Caín: El Segundo Fruto Prohibido



El pasado, amiguillos, cuando la humanidad daba sus primeros pasos y los demonios rondaban libremente por la tierra. Los humanos eran humanos y tenían miedo a lo incomprensible, y los ángeles eran ángeles, caídos, y veian a los humanos y los tentaban y... Esto es Caín, sin Caín. 

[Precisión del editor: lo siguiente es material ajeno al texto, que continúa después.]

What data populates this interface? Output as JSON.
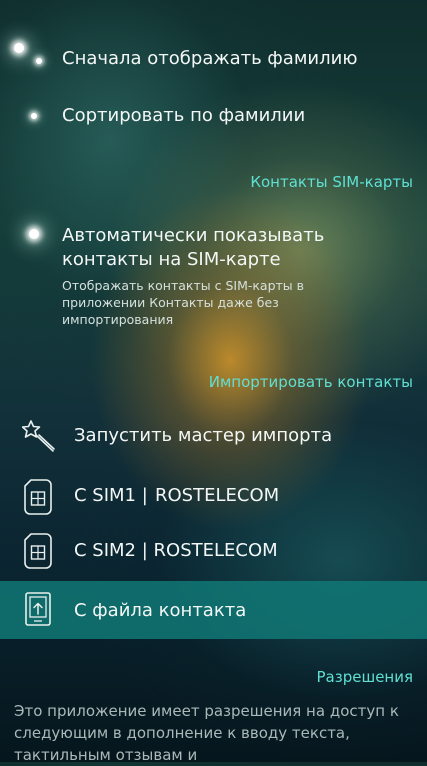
{
  "display": {
    "surname_first_label": "Сначала отображать фамилию",
    "sort_by_surname_label": "Сортировать по фамилии"
  },
  "sim_contacts": {
    "header": "Контакты SIM-карты",
    "auto_show_title": "Автоматически показывать контакты на SIM-карте",
    "auto_show_desc": "Отображать контакты с SIM-карты в приложении Контакты даже без импортирования"
  },
  "import": {
    "header": "Импортировать контакты",
    "wizard_label": "Запустить мастер импорта",
    "sim1_label": "С SIM1 |",
    "sim1_operator": "ROSTELECOM",
    "sim2_label": "С SIM2 | ROSTELECOM",
    "file_label": "С файла контакта"
  },
  "permissions": {
    "header": "Разрешения",
    "text": "Это приложение имеет разрешения на доступ к следующим в дополнение к вводу текста, тактильным отзывам и"
  },
  "icons": {
    "wizard": "magic-wand-icon",
    "sim1": "sim-card-icon",
    "sim2": "sim-card-icon",
    "file": "contact-file-icon"
  },
  "colors": {
    "accent": "#5fe0d3",
    "highlight": "#107876"
  }
}
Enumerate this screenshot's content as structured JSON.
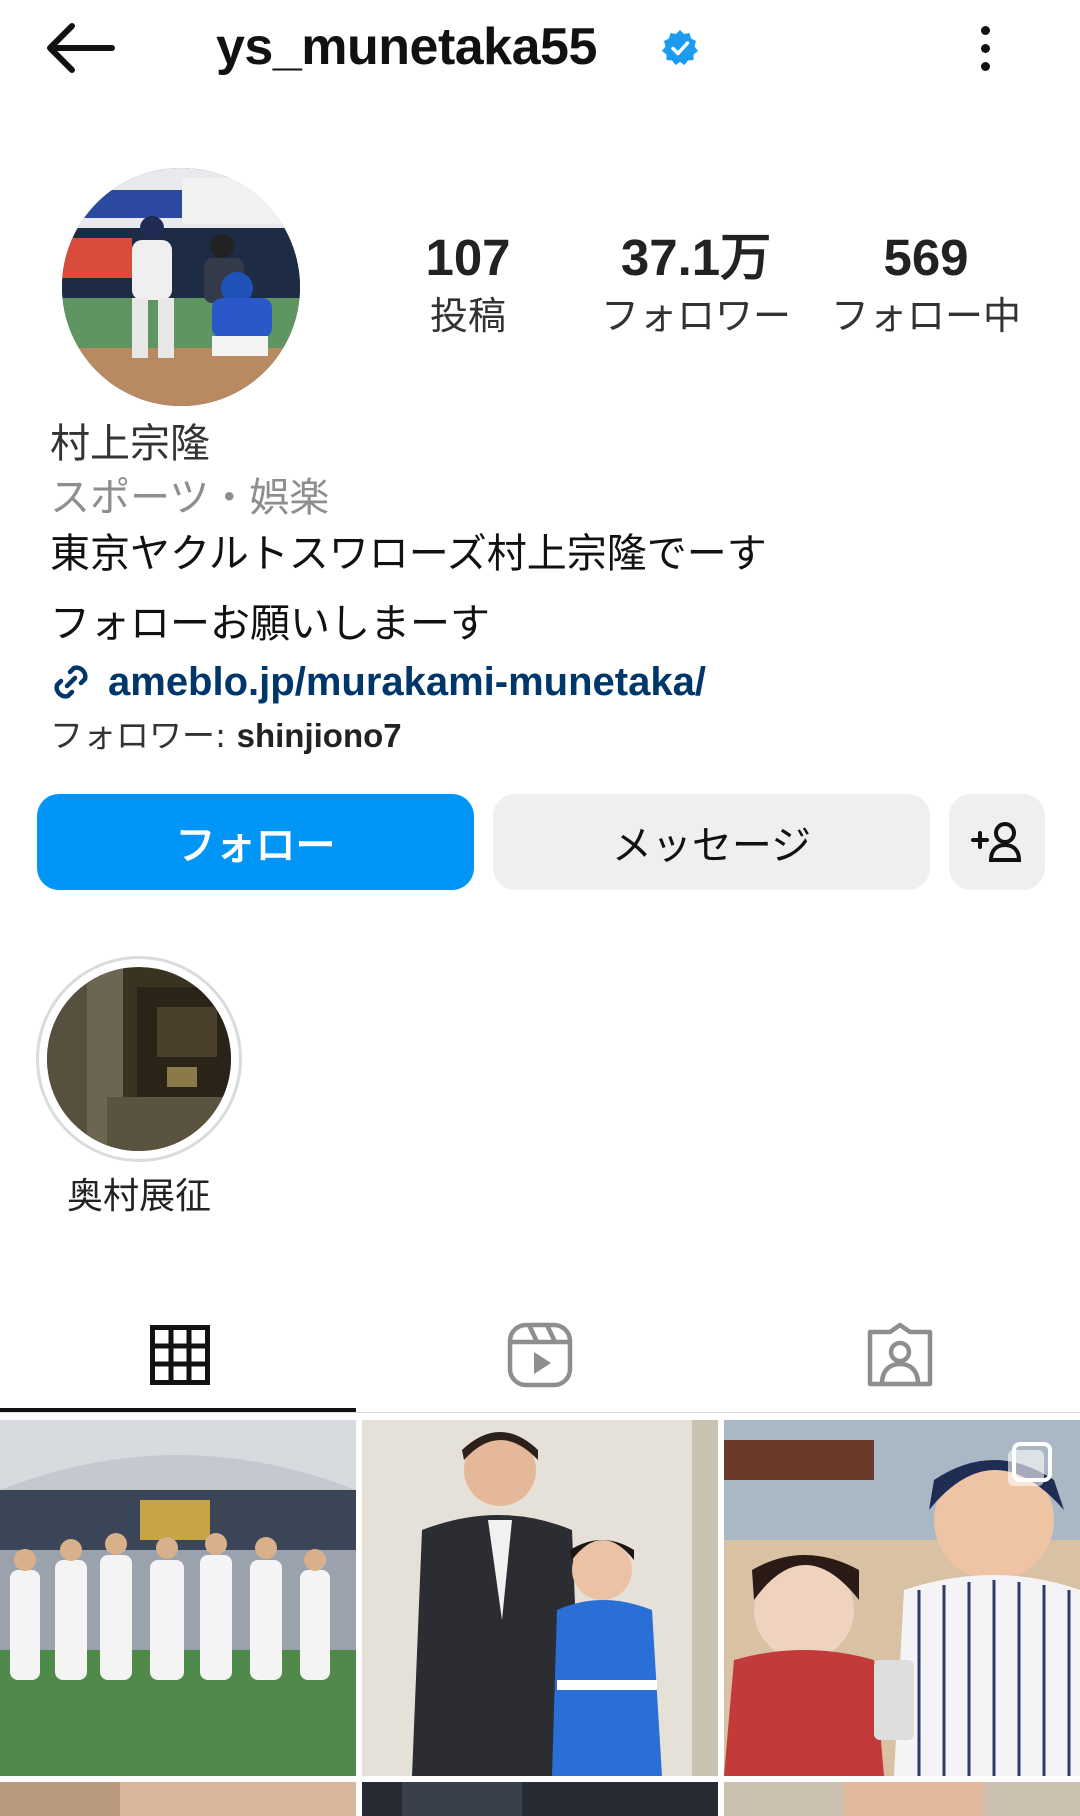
{
  "header": {
    "username": "ys_munetaka55"
  },
  "stats": [
    {
      "value": "107",
      "label": "投稿"
    },
    {
      "value": "37.1万",
      "label": "フォロワー"
    },
    {
      "value": "569",
      "label": "フォロー中"
    }
  ],
  "profile": {
    "name": "村上宗隆",
    "category": "スポーツ・娯楽",
    "bio_line1": "東京ヤクルトスワローズ村上宗隆でーす",
    "bio_line2": "フォローお願いしまーす",
    "link": "ameblo.jp/murakami-munetaka/",
    "followed_by_prefix": "フォロワー: ",
    "followed_by_user": "shinjiono7"
  },
  "actions": {
    "follow_label": "フォロー",
    "message_label": "メッセージ"
  },
  "highlights": [
    {
      "label": "奥村展征"
    }
  ],
  "tabs": [
    {
      "name": "posts",
      "icon": "grid-icon",
      "active": true
    },
    {
      "name": "reels",
      "icon": "reels-icon",
      "active": false
    },
    {
      "name": "tagged",
      "icon": "tagged-user-icon",
      "active": false
    }
  ],
  "colors": {
    "follow_button": "#0095f6",
    "link": "#00376b",
    "verified": "#1d9bf0",
    "secondary_button": "#efefef"
  }
}
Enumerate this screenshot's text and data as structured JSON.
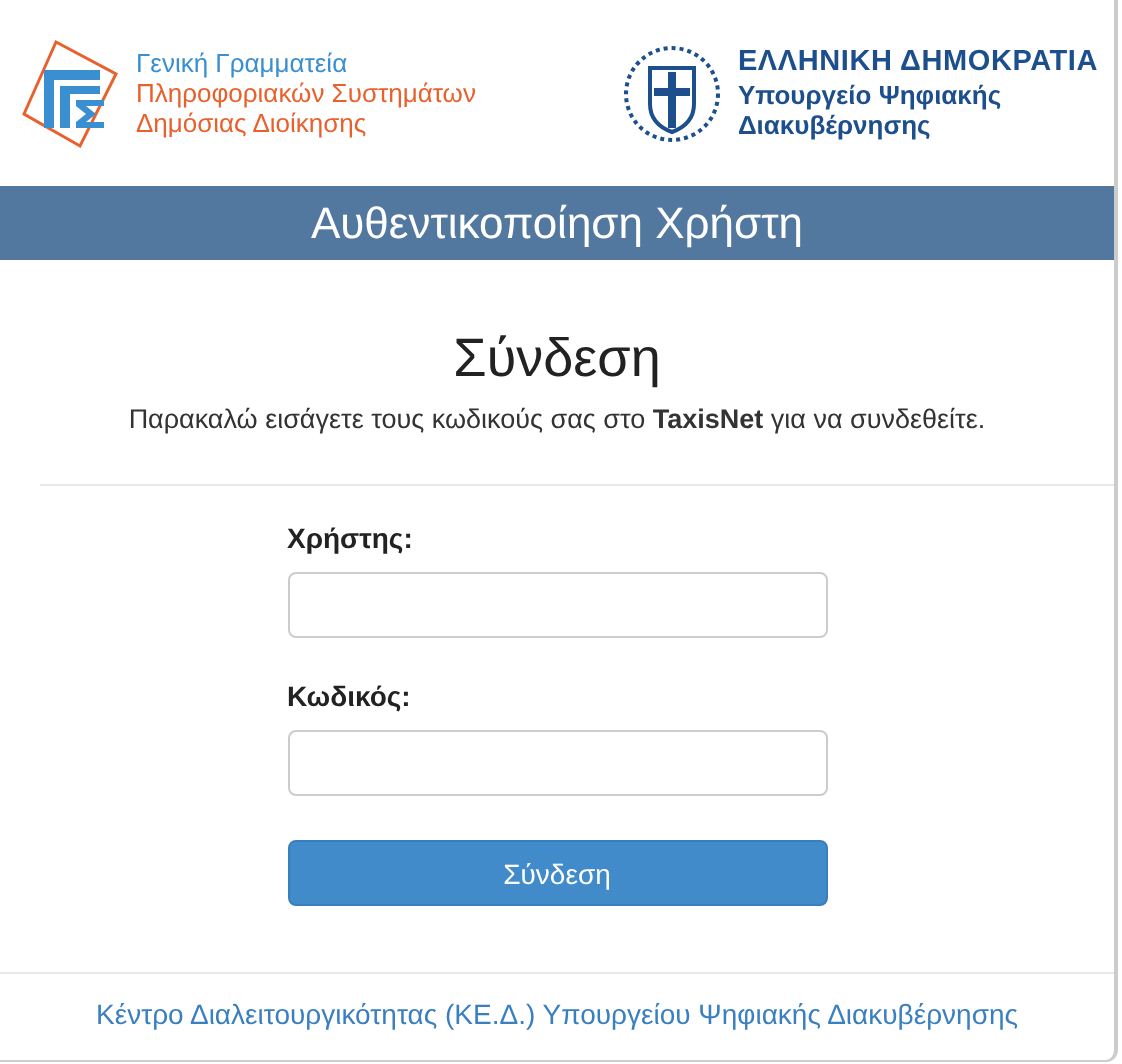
{
  "header": {
    "left_logo": {
      "lines": [
        {
          "text": "Γενική Γραμματεία",
          "kind": "accent"
        },
        {
          "text": "Πληροφοριακών Συστημάτων",
          "kind": "main"
        },
        {
          "text": "Δημόσιας Διοίκησης",
          "kind": "main"
        }
      ]
    },
    "right_logo": {
      "title": "ΕΛΛΗΝΙΚΗ ΔΗΜΟΚΡΑΤΙΑ",
      "lines": [
        "Υπουργείο Ψηφιακής",
        "Διακυβέρνησης"
      ]
    }
  },
  "banner": {
    "title": "Αυθεντικοποίηση Χρήστη"
  },
  "login": {
    "heading": "Σύνδεση",
    "instructions": "Παρακαλώ εισάγετε τους κωδικούς σας στο **TaxisNet** για να συνδεθείτε.",
    "fields": [
      {
        "label": "Χρήστης:"
      },
      {
        "label": "Κωδικός:"
      }
    ],
    "submit": "Σύνδεση"
  },
  "footer": {
    "link": "Κέντρο Διαλειτουργικότητας (ΚΕ.Δ.) Υπουργείου Ψηφιακής Διακυβέρνησης"
  }
}
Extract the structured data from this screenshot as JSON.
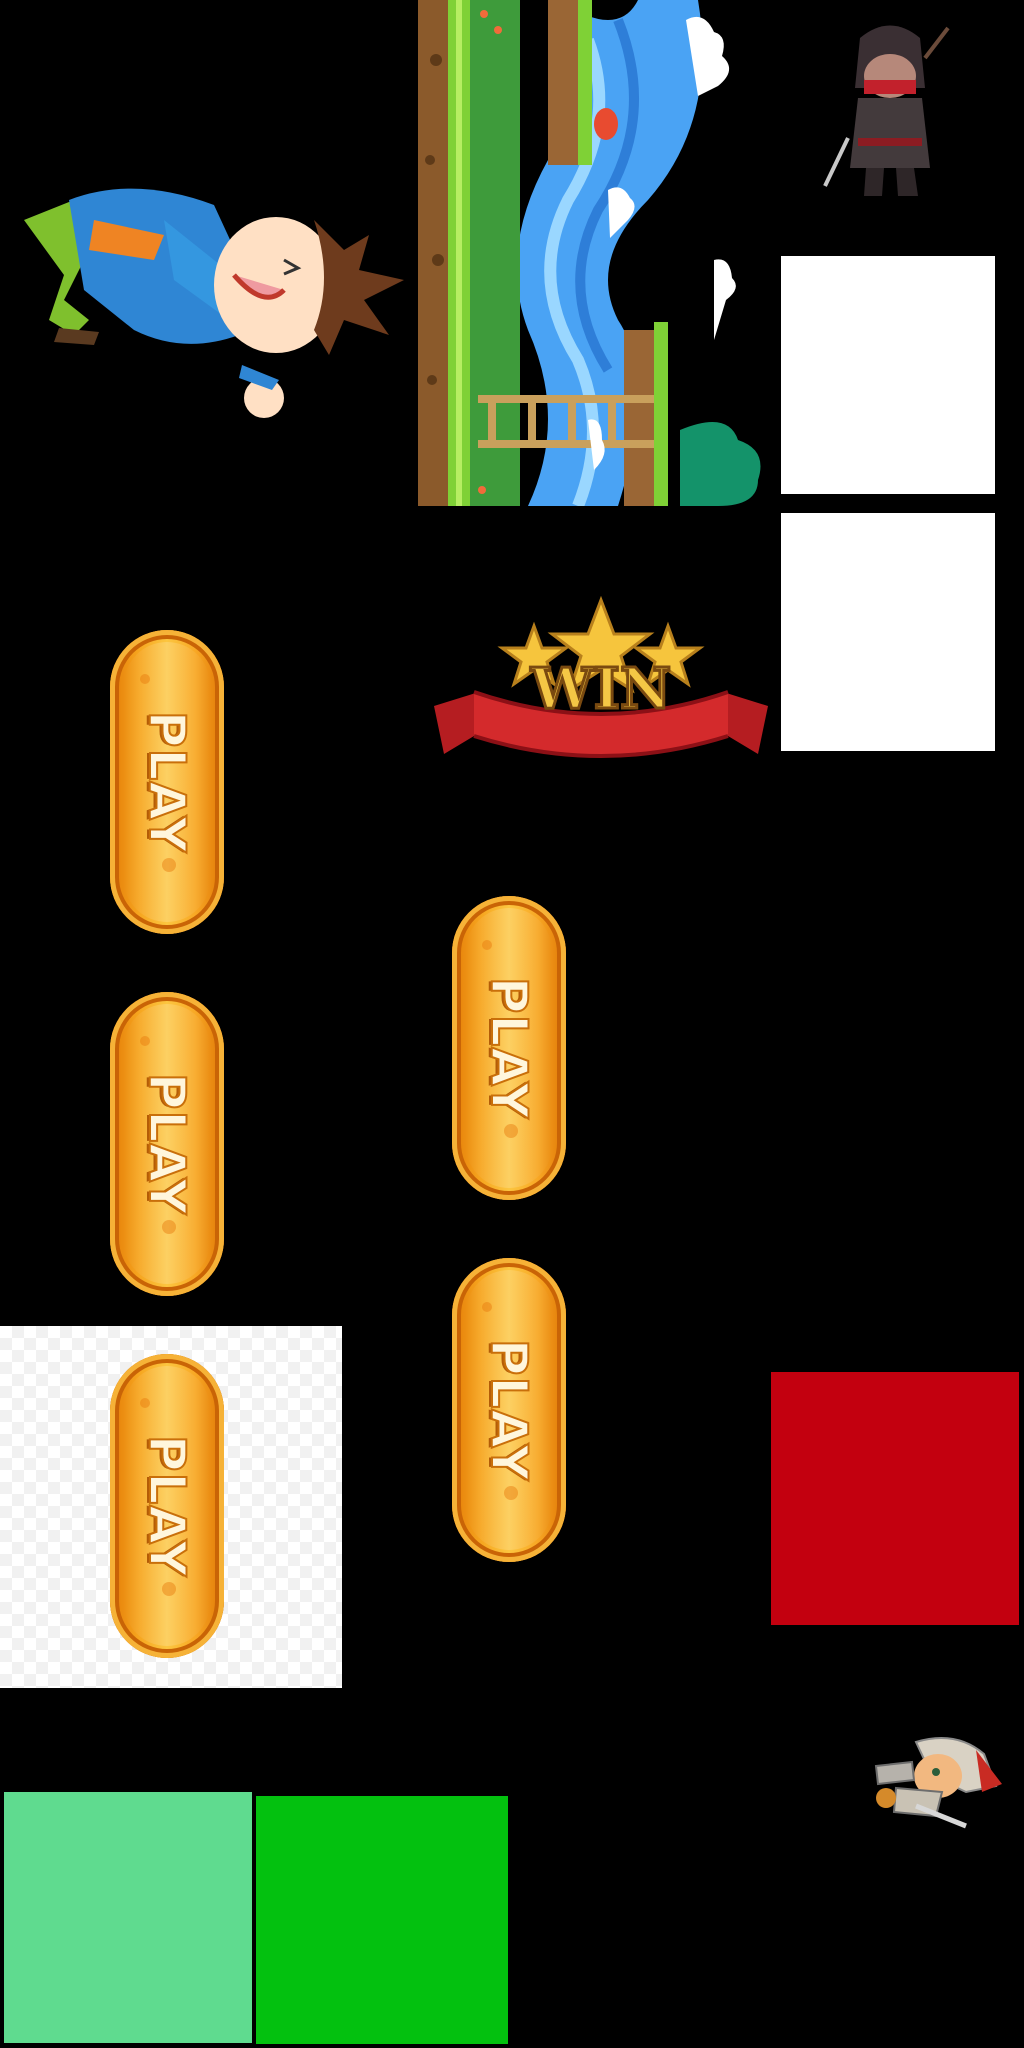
{
  "buttons": {
    "play_1": "PLAY",
    "play_2": "PLAY",
    "play_3": "PLAY",
    "play_4": "PLAY",
    "play_5": "PLAY"
  },
  "banner": {
    "win_text": "WIN"
  },
  "colors": {
    "background": "#000000",
    "button_orange": "#f6a51f",
    "red_block": "#c3000f",
    "mint_block": "#5fdb8f",
    "green_block": "#03c10f",
    "white_panel": "#ffffff"
  },
  "icons": [
    "sleeping-boy-sprite",
    "level-map-sprite",
    "ninja-sprite",
    "win-banner-icon",
    "knight-sprite"
  ]
}
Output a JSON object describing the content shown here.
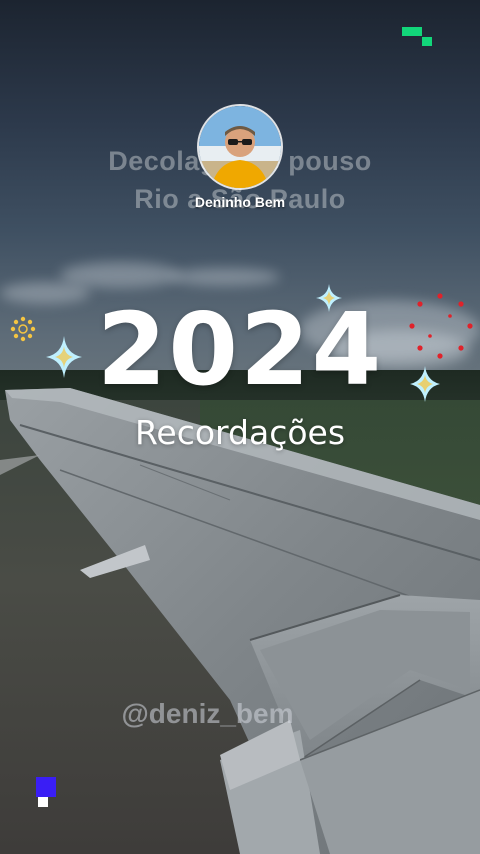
{
  "story": {
    "ghost_title_line1": "Decolagem e pouso",
    "ghost_title_line2": "Rio a São Paulo",
    "author_name": "Deninho Bem",
    "year": "2024",
    "subtitle": "Recordações",
    "handle": "@deniz_bem"
  },
  "colors": {
    "accent_green": "#12d67a",
    "accent_blue": "#3a1ef5",
    "sparkle_gold": "#f5c542",
    "sparkle_cyan": "#bff0ff",
    "firework_red": "#e0222a"
  },
  "icons": [
    "sparkle-icon",
    "sun-icon",
    "firework-icon",
    "pixel-blocks-icon",
    "avatar"
  ]
}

El Segundo Fruto Prohibido


Hay oscuridades más profundas que otras, palabras que dichas bajo ciertas condiciones podrían sentenciar la naturaleza de un ser a horribles castigos. Hay miradas insondables que no significan nada y risas maliciosas que tan solo sugieren macabra diversión. Hay quienes dicen que los ojos de un ángel poseen bondad y misericordia; que verlos te ablandan el alma y despiertan en ti la ternura.
La realidad es que cuando ves los ojos de un ángel, accedes a la ventana de la eternidad; entiendes que en sus largas caras no hay gentileza, porque su vejez no se nota en sus rostros y va más allá de la comprensión humana. Accedes, cuando atraviesas la ventana, a una crueldad que los humanos no pueden concebir, a verdades que no tienen sentido y a sermones  repetidos tanto que ya no sugieren nada.  Con los ángeles caídos es igual, tal vez sus mentiras sean más elocuentes y sus verdades más creíbles. Al fin, solo son justificaciones inútiles y ellos lo saben.
 
Al principio, cuando todavía creíamos que veníamos del barro y que el aliento de Dios conformaba nuestros espíritus, cuando éramos pocos y nos acurrucábamos los unos con los otros sin importar las diferencias, por miedo a lo que se encontraba afuera, en la oscuridad… por lo que nos habían dicho los ángeles, según palabras del Antiguo Adán. En sus largas pláticas solía hacer referencia a lo terrible de los demonios, a como nos engatusaban con sus palabras… que tuviéramos cuidado cuando él ya no estuviera. Decía que los brazos de los ángeles caídos nos rodearían, sonreirían y te sentirías a gusto con ellos,  nos ofrecerían la manzana. Un mordisco nada más, solía hacer énfasis en eso, y caes a la perdición… ¿y qué podemos hacer de todas formas? Nada. 
 
Al principio, le temía a la oscuridad, como todos. Le temía al vacío al que entrabas cuando estabas ahí, hay seres a los que no entiendes hasta que no ves con sus ojos lo que ellos ven.  Entré a la oscuridad porque escuché su voz y su voz era hermosa y aludía a Dios y a sus ángeles, a la música de sus querubines y lo vi, en medio de la oscuridad, como resplandeciente y era verdad. Era hermoso. No me cuestioné por qué un ángel se hallaba en la oscuridad. Lo vi y él me vio a mí, y me ofreció su mano y me dijo: ¿No tienes miedo? ¿Acaso no sabes que en la oscuridad se esconden las terribles verdades que los humanos no deben encontrar? Estaba aterrorizado, todo mi cuerpo temblaba, me había orinado sin darme cuenta.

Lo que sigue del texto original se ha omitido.